GR 145169; (May, 2004) (Digest)
G.R. No. 145169 ; May 13, 2004
Siena Realty Corporation, represented by Lydia Co Hao and Lilibeth Manlugon, petitioner, vs. Hon. Lolita Gal-lang, as Presiding Judge of the RTC of Manila, Branch 44; Anita Co Ng in trust for Rockefeller Ng; and the Court of Appeals, Special 13th Division, respondents.
FACTS
Petitioner Siena Realty Corporation filed a petition for certiorari under Rule 65 with the Court of Appeals, assailing the Orders of the Regional Trial Court (RTC) that dismissed its complaint and denied its motion for reconsideration. The Court of Appeals, in a Resolution dated June 20, 2000, dismissed the petition for being filed out of time. The appellate court computed the 60-day reglementary period from petitioner’s receipt of the RTC’s initial Order dated October 20, 1999, ruling that the filing of a motion for reconsideration merely interrupted this period. Under this computation, the petition filed on June 7, 2000, was nine days late.

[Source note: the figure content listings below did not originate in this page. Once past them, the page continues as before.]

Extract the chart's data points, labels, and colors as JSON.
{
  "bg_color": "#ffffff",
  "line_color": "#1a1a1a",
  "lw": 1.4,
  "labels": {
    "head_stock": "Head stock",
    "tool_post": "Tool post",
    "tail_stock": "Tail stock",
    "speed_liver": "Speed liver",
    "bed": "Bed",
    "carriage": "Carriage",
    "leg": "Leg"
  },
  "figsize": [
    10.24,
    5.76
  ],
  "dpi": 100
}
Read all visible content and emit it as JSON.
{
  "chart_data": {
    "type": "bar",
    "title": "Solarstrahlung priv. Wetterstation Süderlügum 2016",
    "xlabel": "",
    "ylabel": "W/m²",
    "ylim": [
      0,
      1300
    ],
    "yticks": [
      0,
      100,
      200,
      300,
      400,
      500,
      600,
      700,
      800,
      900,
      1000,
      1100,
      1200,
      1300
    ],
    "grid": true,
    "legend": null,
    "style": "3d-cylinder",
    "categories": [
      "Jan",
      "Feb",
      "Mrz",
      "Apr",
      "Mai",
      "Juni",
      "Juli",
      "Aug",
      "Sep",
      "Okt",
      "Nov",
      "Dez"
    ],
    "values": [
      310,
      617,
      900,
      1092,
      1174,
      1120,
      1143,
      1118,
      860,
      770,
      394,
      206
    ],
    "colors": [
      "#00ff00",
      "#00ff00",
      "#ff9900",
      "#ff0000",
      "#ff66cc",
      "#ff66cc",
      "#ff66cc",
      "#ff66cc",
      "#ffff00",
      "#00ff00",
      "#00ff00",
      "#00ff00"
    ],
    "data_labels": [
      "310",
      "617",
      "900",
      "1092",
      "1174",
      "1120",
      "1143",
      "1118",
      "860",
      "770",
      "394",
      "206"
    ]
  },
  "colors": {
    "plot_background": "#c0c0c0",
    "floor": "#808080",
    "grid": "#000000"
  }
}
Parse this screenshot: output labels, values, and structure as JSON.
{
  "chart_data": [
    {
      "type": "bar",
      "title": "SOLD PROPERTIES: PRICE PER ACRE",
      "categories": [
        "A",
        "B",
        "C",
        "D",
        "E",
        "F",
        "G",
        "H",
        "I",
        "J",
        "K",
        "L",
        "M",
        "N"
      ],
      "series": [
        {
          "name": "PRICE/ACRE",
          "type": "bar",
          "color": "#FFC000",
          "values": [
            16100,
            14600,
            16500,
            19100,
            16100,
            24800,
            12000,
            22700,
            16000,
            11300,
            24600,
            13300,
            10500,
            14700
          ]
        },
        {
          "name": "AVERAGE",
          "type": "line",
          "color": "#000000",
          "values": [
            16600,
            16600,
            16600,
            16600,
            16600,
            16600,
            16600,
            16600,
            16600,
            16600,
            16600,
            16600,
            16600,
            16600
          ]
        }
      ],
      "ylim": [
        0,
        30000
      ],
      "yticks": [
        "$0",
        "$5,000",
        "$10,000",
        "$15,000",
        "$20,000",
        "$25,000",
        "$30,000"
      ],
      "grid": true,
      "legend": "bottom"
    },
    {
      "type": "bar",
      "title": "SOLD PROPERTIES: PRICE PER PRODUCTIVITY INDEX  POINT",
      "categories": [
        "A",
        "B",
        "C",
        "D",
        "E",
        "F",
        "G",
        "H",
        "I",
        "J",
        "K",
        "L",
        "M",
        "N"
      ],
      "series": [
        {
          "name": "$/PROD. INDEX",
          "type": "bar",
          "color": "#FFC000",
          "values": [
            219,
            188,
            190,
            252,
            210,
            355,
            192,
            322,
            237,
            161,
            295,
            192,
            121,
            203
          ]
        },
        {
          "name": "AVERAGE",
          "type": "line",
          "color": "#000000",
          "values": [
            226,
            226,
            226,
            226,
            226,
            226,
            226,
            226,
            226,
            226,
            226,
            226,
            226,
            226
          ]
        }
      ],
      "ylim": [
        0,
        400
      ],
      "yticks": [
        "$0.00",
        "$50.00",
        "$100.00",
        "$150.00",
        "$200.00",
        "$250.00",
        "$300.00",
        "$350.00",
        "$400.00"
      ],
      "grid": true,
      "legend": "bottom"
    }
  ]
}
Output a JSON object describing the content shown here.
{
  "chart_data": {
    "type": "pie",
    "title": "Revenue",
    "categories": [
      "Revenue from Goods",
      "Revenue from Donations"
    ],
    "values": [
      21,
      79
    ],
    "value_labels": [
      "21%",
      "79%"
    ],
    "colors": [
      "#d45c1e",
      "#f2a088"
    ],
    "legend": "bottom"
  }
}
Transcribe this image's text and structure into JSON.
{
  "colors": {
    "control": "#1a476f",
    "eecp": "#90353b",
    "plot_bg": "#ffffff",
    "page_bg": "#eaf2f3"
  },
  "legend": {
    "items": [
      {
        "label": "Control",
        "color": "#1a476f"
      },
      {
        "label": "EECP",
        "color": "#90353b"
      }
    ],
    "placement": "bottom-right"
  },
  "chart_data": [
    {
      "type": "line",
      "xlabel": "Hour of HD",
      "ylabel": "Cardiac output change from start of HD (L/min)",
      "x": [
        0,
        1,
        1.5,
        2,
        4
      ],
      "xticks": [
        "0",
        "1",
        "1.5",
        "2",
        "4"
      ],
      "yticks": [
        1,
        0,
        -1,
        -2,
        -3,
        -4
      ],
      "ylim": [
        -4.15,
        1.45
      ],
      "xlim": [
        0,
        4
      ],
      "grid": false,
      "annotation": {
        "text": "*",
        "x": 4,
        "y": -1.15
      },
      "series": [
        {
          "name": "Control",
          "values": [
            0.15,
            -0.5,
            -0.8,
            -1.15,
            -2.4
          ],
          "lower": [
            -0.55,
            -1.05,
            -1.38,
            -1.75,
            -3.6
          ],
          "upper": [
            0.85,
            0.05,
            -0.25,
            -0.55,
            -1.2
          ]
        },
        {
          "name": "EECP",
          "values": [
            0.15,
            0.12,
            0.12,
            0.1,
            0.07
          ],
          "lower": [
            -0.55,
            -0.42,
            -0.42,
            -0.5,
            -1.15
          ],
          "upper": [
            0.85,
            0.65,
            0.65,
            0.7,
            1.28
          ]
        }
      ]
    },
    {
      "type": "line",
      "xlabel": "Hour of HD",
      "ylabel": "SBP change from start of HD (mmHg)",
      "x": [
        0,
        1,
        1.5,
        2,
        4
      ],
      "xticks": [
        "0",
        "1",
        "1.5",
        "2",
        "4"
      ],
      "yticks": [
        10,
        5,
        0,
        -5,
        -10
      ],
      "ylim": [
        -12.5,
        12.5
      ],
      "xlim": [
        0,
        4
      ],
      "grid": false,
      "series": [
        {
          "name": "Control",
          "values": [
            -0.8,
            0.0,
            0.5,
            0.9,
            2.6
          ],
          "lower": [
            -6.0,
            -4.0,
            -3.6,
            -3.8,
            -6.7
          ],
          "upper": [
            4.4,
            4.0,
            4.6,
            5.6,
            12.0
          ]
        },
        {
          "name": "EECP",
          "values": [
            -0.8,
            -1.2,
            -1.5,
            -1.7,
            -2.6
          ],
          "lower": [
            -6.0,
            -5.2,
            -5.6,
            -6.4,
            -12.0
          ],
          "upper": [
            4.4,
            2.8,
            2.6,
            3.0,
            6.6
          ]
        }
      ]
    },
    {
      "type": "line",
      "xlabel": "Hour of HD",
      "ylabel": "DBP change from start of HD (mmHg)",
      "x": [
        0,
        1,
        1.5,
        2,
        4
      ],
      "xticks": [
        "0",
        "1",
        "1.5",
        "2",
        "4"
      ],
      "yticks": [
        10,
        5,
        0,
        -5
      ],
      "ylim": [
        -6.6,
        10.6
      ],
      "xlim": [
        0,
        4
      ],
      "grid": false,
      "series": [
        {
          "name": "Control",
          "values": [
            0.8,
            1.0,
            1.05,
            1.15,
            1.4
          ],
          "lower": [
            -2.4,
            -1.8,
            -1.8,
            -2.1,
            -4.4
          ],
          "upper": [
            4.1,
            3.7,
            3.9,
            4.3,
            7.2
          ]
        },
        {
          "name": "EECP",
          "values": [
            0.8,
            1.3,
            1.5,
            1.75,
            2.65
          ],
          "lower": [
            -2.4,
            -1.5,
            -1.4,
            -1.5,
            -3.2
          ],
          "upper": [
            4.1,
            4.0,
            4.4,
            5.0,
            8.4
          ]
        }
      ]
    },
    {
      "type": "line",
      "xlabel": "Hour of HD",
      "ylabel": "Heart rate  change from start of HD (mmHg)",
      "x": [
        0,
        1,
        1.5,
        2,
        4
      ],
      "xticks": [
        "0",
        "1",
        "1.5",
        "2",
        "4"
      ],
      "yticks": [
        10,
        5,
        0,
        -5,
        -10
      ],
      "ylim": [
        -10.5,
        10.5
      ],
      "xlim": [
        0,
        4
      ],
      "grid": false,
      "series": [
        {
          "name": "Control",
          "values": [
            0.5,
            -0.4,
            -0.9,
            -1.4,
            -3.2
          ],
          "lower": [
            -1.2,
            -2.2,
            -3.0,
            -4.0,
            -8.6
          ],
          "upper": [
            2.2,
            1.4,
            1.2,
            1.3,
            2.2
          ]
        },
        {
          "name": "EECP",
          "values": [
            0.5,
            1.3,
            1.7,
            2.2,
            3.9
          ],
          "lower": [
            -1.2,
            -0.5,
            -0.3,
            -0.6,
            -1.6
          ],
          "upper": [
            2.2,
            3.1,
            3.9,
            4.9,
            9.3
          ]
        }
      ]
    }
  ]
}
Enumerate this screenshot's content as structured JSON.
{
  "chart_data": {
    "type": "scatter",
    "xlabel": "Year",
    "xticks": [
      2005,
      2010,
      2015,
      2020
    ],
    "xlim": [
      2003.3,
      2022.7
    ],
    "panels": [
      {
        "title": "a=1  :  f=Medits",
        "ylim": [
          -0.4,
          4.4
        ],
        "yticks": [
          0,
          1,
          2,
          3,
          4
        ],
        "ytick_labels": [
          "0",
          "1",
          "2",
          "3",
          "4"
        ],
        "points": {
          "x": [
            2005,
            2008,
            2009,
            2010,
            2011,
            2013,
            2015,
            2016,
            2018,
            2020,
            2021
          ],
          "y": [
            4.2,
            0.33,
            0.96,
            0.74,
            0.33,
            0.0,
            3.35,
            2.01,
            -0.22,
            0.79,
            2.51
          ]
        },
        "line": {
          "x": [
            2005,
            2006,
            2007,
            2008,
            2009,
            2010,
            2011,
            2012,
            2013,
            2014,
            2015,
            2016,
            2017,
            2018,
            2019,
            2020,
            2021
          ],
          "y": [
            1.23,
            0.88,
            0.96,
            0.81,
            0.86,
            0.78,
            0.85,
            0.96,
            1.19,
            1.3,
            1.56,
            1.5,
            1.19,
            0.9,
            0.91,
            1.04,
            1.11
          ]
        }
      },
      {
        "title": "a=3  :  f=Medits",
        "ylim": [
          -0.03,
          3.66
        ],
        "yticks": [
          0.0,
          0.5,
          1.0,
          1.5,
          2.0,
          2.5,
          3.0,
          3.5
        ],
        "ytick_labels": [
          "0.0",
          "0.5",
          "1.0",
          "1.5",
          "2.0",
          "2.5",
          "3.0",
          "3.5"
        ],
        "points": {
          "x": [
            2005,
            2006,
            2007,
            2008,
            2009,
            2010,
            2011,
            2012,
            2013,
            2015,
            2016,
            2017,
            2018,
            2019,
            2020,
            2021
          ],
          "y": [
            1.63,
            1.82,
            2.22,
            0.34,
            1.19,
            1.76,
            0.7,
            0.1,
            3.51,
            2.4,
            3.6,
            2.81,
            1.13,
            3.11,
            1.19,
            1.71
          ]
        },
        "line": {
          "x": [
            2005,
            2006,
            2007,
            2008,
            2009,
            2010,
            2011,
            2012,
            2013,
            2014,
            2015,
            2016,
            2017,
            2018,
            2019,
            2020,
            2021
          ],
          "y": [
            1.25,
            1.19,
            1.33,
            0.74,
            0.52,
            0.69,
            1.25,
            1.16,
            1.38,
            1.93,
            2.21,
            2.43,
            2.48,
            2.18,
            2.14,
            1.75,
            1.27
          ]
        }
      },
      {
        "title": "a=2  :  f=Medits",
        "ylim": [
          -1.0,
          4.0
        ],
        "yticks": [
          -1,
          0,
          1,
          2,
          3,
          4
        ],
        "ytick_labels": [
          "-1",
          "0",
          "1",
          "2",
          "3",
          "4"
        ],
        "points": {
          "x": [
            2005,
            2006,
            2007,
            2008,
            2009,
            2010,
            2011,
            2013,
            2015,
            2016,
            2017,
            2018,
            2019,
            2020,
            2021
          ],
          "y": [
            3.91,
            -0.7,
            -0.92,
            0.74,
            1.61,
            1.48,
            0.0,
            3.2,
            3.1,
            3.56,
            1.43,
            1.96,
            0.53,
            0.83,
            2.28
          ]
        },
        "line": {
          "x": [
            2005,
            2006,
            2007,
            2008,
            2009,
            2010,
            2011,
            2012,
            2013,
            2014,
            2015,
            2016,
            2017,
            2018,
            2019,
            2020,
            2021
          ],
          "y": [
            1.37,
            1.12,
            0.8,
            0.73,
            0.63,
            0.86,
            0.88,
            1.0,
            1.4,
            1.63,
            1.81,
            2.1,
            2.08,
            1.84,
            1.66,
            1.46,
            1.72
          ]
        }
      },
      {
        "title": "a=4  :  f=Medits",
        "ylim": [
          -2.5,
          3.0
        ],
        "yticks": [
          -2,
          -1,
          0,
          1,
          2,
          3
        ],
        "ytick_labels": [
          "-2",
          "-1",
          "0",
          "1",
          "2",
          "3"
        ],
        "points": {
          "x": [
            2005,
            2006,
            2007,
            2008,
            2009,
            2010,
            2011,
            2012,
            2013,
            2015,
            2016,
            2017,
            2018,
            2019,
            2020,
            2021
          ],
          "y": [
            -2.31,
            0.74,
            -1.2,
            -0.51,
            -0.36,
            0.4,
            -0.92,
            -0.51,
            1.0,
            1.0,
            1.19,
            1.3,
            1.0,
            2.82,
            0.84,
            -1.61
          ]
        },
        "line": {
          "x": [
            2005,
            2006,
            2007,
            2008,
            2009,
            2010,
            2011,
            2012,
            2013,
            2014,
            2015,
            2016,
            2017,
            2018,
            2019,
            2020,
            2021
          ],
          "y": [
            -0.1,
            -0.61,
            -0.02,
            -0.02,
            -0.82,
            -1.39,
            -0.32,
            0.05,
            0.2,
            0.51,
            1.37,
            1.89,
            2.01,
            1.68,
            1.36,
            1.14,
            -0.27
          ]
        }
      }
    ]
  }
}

Petitioner filed a motion for reconsideration. While this motion was pending, the Supreme Court issued a Resolution in A.M. No. 00-2-03-SC, amending Section 4, Rule 65 of the 1997 Rules of Civil Procedure, effective September 1, 2000. The amended rule explicitly states that the 60-day period for filing a petition for certiorari shall be counted from notice of the denial of a motion for reconsideration. The Court of Appeals, however, denied petitioner’s motion for reconsideration in a Resolution dated September 13, 2000, without applying the new, favorable amendment.
ISSUE
Whether the Court of Appeals committed grave abuse of discretion in denying petitioner’s motion for reconsideration without applying the Supreme Court’s amendatory resolution to Section 4, Rule 65.
RULING
The Supreme Court denied the petition. While the Court of Appeals erred in not taking mandatory judicial notice of the procedural amendment, the petition ultimately failed on substantive grounds. Under Section 1, Rule 129 of the Rules on Evidence, courts are mandated to take judicial notice of the official acts of the judicial department. The amendment to Rule 65, being procedural, applied retroactively to cases still pending and undetermined at the time of its effectivity. Since petitioner’s motion for reconsideration was still pending before the Court of Appeals on September 1, 2000, the amended rule—which would have made the petition timely—should have been applied.
Nevertheless, the petition for certiorari was an improper remedy. The RTC Order granting the motion to dismiss was a final order that disposed of the case, not an interlocutory one. A final order is subject to the remedy of an ordinary appeal under Rule 41, not a special civil action for certiorari under Rule 65. Certiorari is only available against interlocutory orders not subject to appeal, or when there is no appeal, or any plain, speedy, and adequate remedy in the ordinary course of law. Since an appeal was the correct remedy, the petition for certiorari was fundamentally infirm. Therefore, regardless of the timeliness issue, the petition was correctly dismissed.